Another possibility is that the difference between our findings and findings with adults is a function of stimulus timing rather than development. Because children take longer to read words than adults, we increased the word presentation period from 150 msec (
11,
16) to 5,000 msec. Emerging evidence suggests that patterns of emotional processing may depend on whether stimuli are presented for long enough to engage effortful processing (approximately >500 msec; see reference
34). For example, anxious children and adults have been shown to display vigilant reactions to quickly presented or subliminal threat stimuli but avoidant reactions to longer presentations (
34–
36). Similarly, children with recurrent abdominal pain have shown attentional biases toward pain-related words presented subliminally (20 msec) and attentional biases away from pain-related words presented for 1,250 msec (
37). The relatively long word presentation in our study may have allowed children sufficient time to engage top-down regulatory resources. Research is needed to compare children’s pupillary response to words presented for both brief and long durations.

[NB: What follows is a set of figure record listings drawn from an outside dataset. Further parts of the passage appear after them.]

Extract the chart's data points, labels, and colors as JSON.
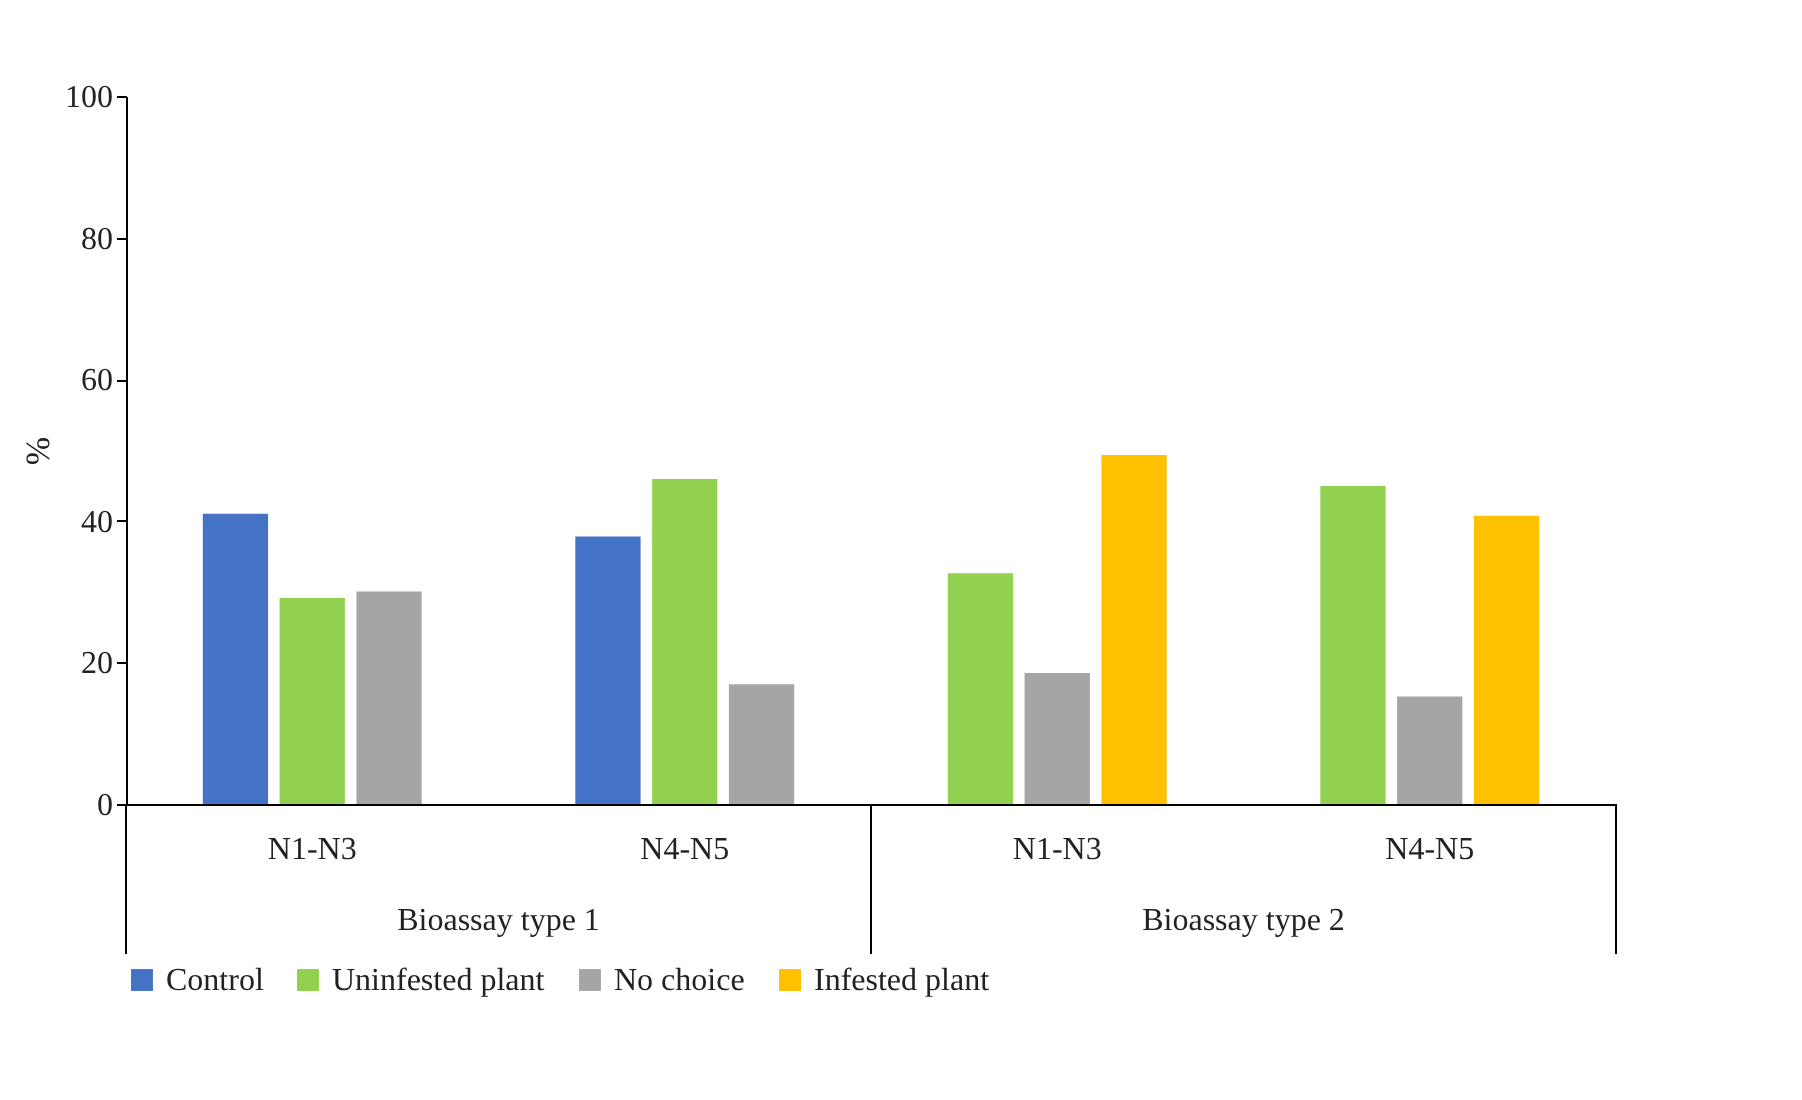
{
  "chart_data": {
    "type": "bar",
    "ylabel": "%",
    "categories": [
      "N1-N3",
      "N4-N5",
      "N1-N3",
      "N4-N5"
    ],
    "series": [
      {
        "name": "Control",
        "color": "#4472c4",
        "values": [
          41,
          37.8,
          null,
          null
        ]
      },
      {
        "name": "Uninfested plant",
        "color": "#92d050",
        "values": [
          29.1,
          45.9,
          32.6,
          44.9
        ]
      },
      {
        "name": "No choice",
        "color": "#a5a5a5",
        "values": [
          30,
          16.9,
          18.5,
          15.2
        ]
      },
      {
        "name": "Infested plant",
        "color": "#ffc000",
        "values": [
          null,
          null,
          49.3,
          40.7
        ]
      }
    ],
    "annotations": [
      "Bioassay type 1",
      "Bioassay type 2"
    ],
    "ylim": [
      0,
      100
    ],
    "yticks": [
      0,
      20,
      40,
      60,
      80,
      100
    ],
    "grid": false,
    "legend": "bottom"
  }
}
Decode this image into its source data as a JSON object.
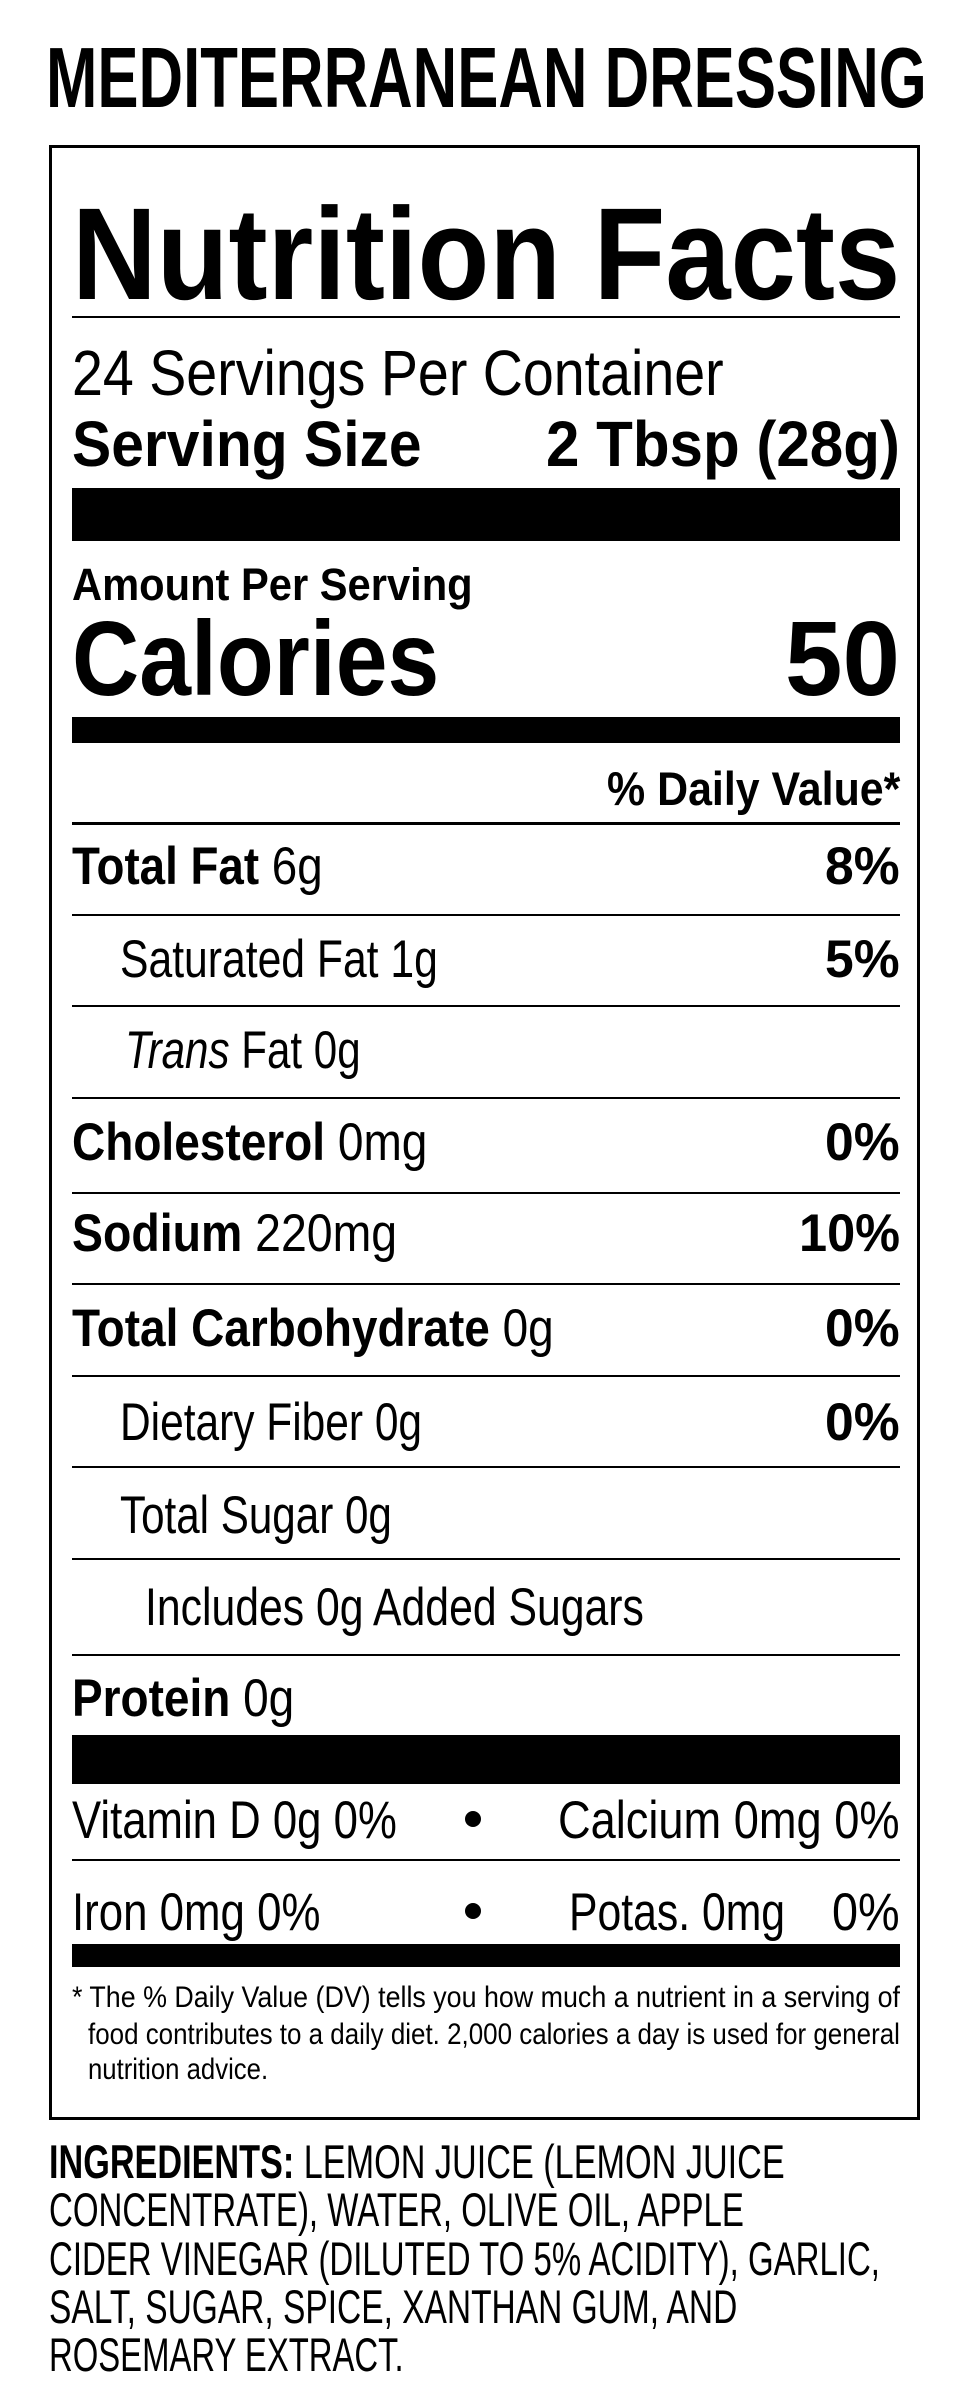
{
  "product_name": "MEDITERRANEAN DRESSING",
  "panel": {
    "title": "Nutrition Facts",
    "servings_per_container": "24 Servings Per Container",
    "serving_size_label": "Serving Size",
    "serving_size_value": "2 Tbsp (28g)",
    "amount_per_serving": "Amount Per Serving",
    "calories_label": "Calories",
    "calories_value": 50,
    "daily_value_header": "% Daily Value*",
    "nutrients": [
      {
        "name": "Total Fat",
        "amount": "6g",
        "dv": "8%"
      },
      {
        "name": "Saturated Fat",
        "amount": "1g",
        "dv": "5%"
      },
      {
        "name": "Trans",
        "name_rest": "Fat",
        "amount": "0g"
      },
      {
        "name": "Cholesterol",
        "amount": "0mg",
        "dv": "0%"
      },
      {
        "name": "Sodium",
        "amount": "220mg",
        "dv": "10%"
      },
      {
        "name": "Total Carbohydrate",
        "amount": "0g",
        "dv": "0%"
      },
      {
        "name": "Dietary Fiber",
        "amount": "0g",
        "dv": "0%"
      },
      {
        "name": "Total Sugar",
        "amount": "0g"
      },
      {
        "name": "Includes 0g Added Sugars"
      },
      {
        "name": "Protein",
        "amount": "0g"
      }
    ],
    "vitamins": [
      {
        "left": "Vitamin D 0g 0%",
        "right": "Calcium 0mg 0%"
      },
      {
        "left": "Iron 0mg 0%",
        "right": "Potas. 0mg",
        "right_dv": "0%"
      }
    ],
    "footnote": [
      "* The % Daily Value (DV) tells you how much a nutrient in a serving of",
      "food contributes to a daily diet. 2,000 calories a day is used for general",
      "nutrition advice."
    ]
  },
  "ingredients": {
    "label": "INGREDIENTS:",
    "lines": [
      "LEMON JUICE (LEMON JUICE",
      "CONCENTRATE), WATER, OLIVE OIL, APPLE",
      "CIDER VINEGAR (DILUTED TO 5% ACIDITY), GARLIC,",
      "SALT, SUGAR, SPICE, XANTHAN GUM, AND",
      "ROSEMARY EXTRACT."
    ]
  }
}
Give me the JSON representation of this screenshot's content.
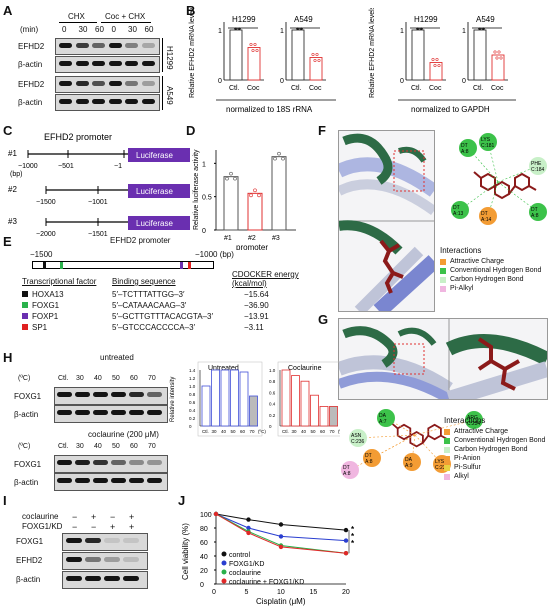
{
  "panels": [
    "A",
    "B",
    "C",
    "D",
    "E",
    "F",
    "G",
    "H",
    "I",
    "J"
  ],
  "A": {
    "min_label": "(min)",
    "groups": [
      "CHX",
      "Coc + CHX"
    ],
    "times": [
      "0",
      "30",
      "60",
      "0",
      "30",
      "60"
    ],
    "rows": [
      "EFHD2",
      "β-actin",
      "EFHD2",
      "β-actin"
    ],
    "cells": [
      "H1299",
      "A549"
    ]
  },
  "B": {
    "ylabel": "Relative EFHD2 mRNA levels",
    "cells": [
      "H1299",
      "A549",
      "H1299",
      "A549"
    ],
    "x": [
      "Ctl.",
      "Coc"
    ],
    "tick1": "1",
    "tick0": "0",
    "sig": "**",
    "norm1": "normalized to 18S rRNA",
    "norm2": "normalized to GAPDH",
    "chart_data": [
      {
        "type": "bar",
        "title": "H1299",
        "categories": [
          "Ctl.",
          "Coc"
        ],
        "values": [
          1.0,
          0.65
        ]
      },
      {
        "type": "bar",
        "title": "A549",
        "categories": [
          "Ctl.",
          "Coc"
        ],
        "values": [
          1.0,
          0.45
        ]
      },
      {
        "type": "bar",
        "title": "H1299",
        "categories": [
          "Ctl.",
          "Coc"
        ],
        "values": [
          1.0,
          0.35
        ]
      },
      {
        "type": "bar",
        "title": "A549",
        "categories": [
          "Ctl.",
          "Coc"
        ],
        "values": [
          1.0,
          0.5
        ]
      }
    ]
  },
  "C": {
    "title": "EFHD2 promoter",
    "constructs": [
      "#1",
      "#2",
      "#3"
    ],
    "bp": "(bp)",
    "pos1": [
      "−1000",
      "−501",
      "−1"
    ],
    "pos2": [
      "−1500",
      "−1001"
    ],
    "pos3": [
      "−2000",
      "−1501"
    ],
    "luc": "Luciferase",
    "luc_color": "#6a2fb0"
  },
  "D": {
    "ylabel": "Relative luciferase activity\n(coclaurine/untreated)",
    "xlabel": "promoter",
    "ticks": [
      "0",
      "0.5",
      "1"
    ],
    "chart_data": {
      "type": "bar",
      "categories": [
        "#1",
        "#2",
        "#3"
      ],
      "values": [
        0.8,
        0.55,
        1.1
      ],
      "ylim": [
        0,
        1.2
      ],
      "colors": [
        "#555555",
        "#e03030",
        "#555555"
      ]
    }
  },
  "E": {
    "title": "EFHD2 promoter",
    "left": "−1500",
    "right": "−1000 (bp)",
    "headers": [
      "Transcriptional factor",
      "Binding sequence",
      "CDOCKER energy\n(kcal/mol)"
    ],
    "rows": [
      {
        "tf": "HOXA13",
        "seq": "5′–TCTTTATTGG–3′",
        "energy": "−15.64",
        "color": "#111111"
      },
      {
        "tf": "FOXG1",
        "seq": "5′–CATAAACAAG–3′",
        "energy": "−36.90",
        "color": "#2bb24c"
      },
      {
        "tf": "FOXP1",
        "seq": "5′–GCTTGTTTACACGTA–3′",
        "energy": "−13.91",
        "color": "#6a2fb0"
      },
      {
        "tf": "SP1",
        "seq": "5′–GTCCCACCCCA–3′",
        "energy": "−3.11",
        "color": "#e02020"
      }
    ]
  },
  "F": {
    "residues": [
      "DT\nA:8",
      "LYS\nC:181",
      "PHE\nC:184",
      "DT\nA:13",
      "DT\nA:14",
      "DT\nA:8"
    ],
    "legend_title": "Interactions",
    "legend": [
      {
        "label": "Attractive Charge",
        "color": "#f39c34"
      },
      {
        "label": "Conventional Hydrogen Bond",
        "color": "#3cc24a"
      },
      {
        "label": "Carbon Hydrogen Bond",
        "color": "#c8f0c8"
      },
      {
        "label": "Pi-Alkyl",
        "color": "#f0b6e0"
      }
    ]
  },
  "G": {
    "residues": [
      "DA\nA:7",
      "ARG\nC:234",
      "ASN\nC:236",
      "DT\nA:8",
      "DA\nA:9",
      "LYS\nC:237",
      "DT\nA:8"
    ],
    "legend_title": "Interactions",
    "legend": [
      {
        "label": "Attractive Charge",
        "color": "#f39c34"
      },
      {
        "label": "Conventional Hydrogen Bond",
        "color": "#3cc24a"
      },
      {
        "label": "Carbon Hydrogen Bond",
        "color": "#c8f0c8"
      },
      {
        "label": "Pi-Anion",
        "color": "#f39c34"
      },
      {
        "label": "Pi-Sulfur",
        "color": "#e8d040"
      },
      {
        "label": "Alkyl",
        "color": "#f0b6e0"
      }
    ]
  },
  "H": {
    "untreated": "untreated",
    "treated": "coclaurine (200 μM)",
    "temp_unit": "(ºC)",
    "temps": [
      "Ctl.",
      "30",
      "40",
      "50",
      "60",
      "70"
    ],
    "rows": [
      "FOXG1",
      "β-actin"
    ],
    "ylabel": "Relative intensity\n(FOXG1)",
    "chart_data": [
      {
        "type": "bar",
        "title": "Untreated",
        "categories": [
          "Ctl.",
          "30",
          "40",
          "50",
          "60",
          "70"
        ],
        "values": [
          1.0,
          1.4,
          1.4,
          1.4,
          1.35,
          0.75
        ],
        "ylim": [
          0,
          1.4
        ]
      },
      {
        "type": "bar",
        "title": "Coclaurine",
        "categories": [
          "Ctl.",
          "30",
          "40",
          "50",
          "60",
          "70"
        ],
        "values": [
          1.0,
          0.9,
          0.8,
          0.55,
          0.35,
          0.35
        ],
        "ylim": [
          0,
          1.0
        ]
      }
    ],
    "yt1": [
      "1.4",
      "1.2",
      "1.0",
      "0.8",
      "0.6",
      "0.4",
      "0.2",
      "0"
    ],
    "yt2": [
      "1.0",
      "0.8",
      "0.6",
      "0.4",
      "0.2",
      "0"
    ]
  },
  "I": {
    "conditions": [
      "coclaurine",
      "FOXG1/KD"
    ],
    "signs": [
      [
        "−",
        "+",
        "−",
        "+"
      ],
      [
        "−",
        "−",
        "+",
        "+"
      ]
    ],
    "rows": [
      "FOXG1",
      "EFHD2",
      "β-actin"
    ]
  },
  "J": {
    "ylabel": "Cell viability (%)",
    "xlabel": "Cisplatin (μM)",
    "yticks": [
      "0",
      "20",
      "40",
      "60",
      "80",
      "100"
    ],
    "xticks": [
      "0",
      "5",
      "10",
      "15",
      "20"
    ],
    "stars": [
      "*",
      "*",
      "*"
    ],
    "chart_data": {
      "type": "line",
      "x": [
        0,
        5,
        10,
        20
      ],
      "ylim": [
        0,
        100
      ],
      "series": [
        {
          "name": "control",
          "color": "#111111",
          "values": [
            100,
            92,
            85,
            77
          ]
        },
        {
          "name": "FOXG1/KD",
          "color": "#2a3ed0",
          "values": [
            100,
            80,
            68,
            62
          ]
        },
        {
          "name": "coclaurine",
          "color": "#2ab04a",
          "values": [
            100,
            75,
            55,
            44
          ]
        },
        {
          "name": "coclaurine + FOXG1/KD",
          "color": "#e02828",
          "values": [
            100,
            73,
            53,
            44
          ]
        }
      ]
    }
  }
}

Several limitations of this study should be noted. First, the study was powered sufficiently to detect only large effect sizes, and it was underpowered to detect group-by-development interactions. Second, as described above, pupillometry does not provide direct information about specific brain regions involved in the observed response. Yet, significant conclusions may be drawn from this study given its unique strengths, which include a rigorously diagnosed clinical sample of depressed children and adolescents, strong temporal precision regarding the pattern of early and late emotional processing afforded by pupil dilation (not available with self-report), and sampling of ecologically valid information about children’s affective functioning in their daily life. If replicated, these findings could have clinical and methodological implications, as pupillometry is a practical and inexpensive method for collecting information about emotional processing that could be administered in clinical settings and is feasible with pediatric populations. Research is needed to evaluate whether this pupillary response could be a marker of risk for depression in vulnerable children or whether it is a state marker associated with the experience of depression.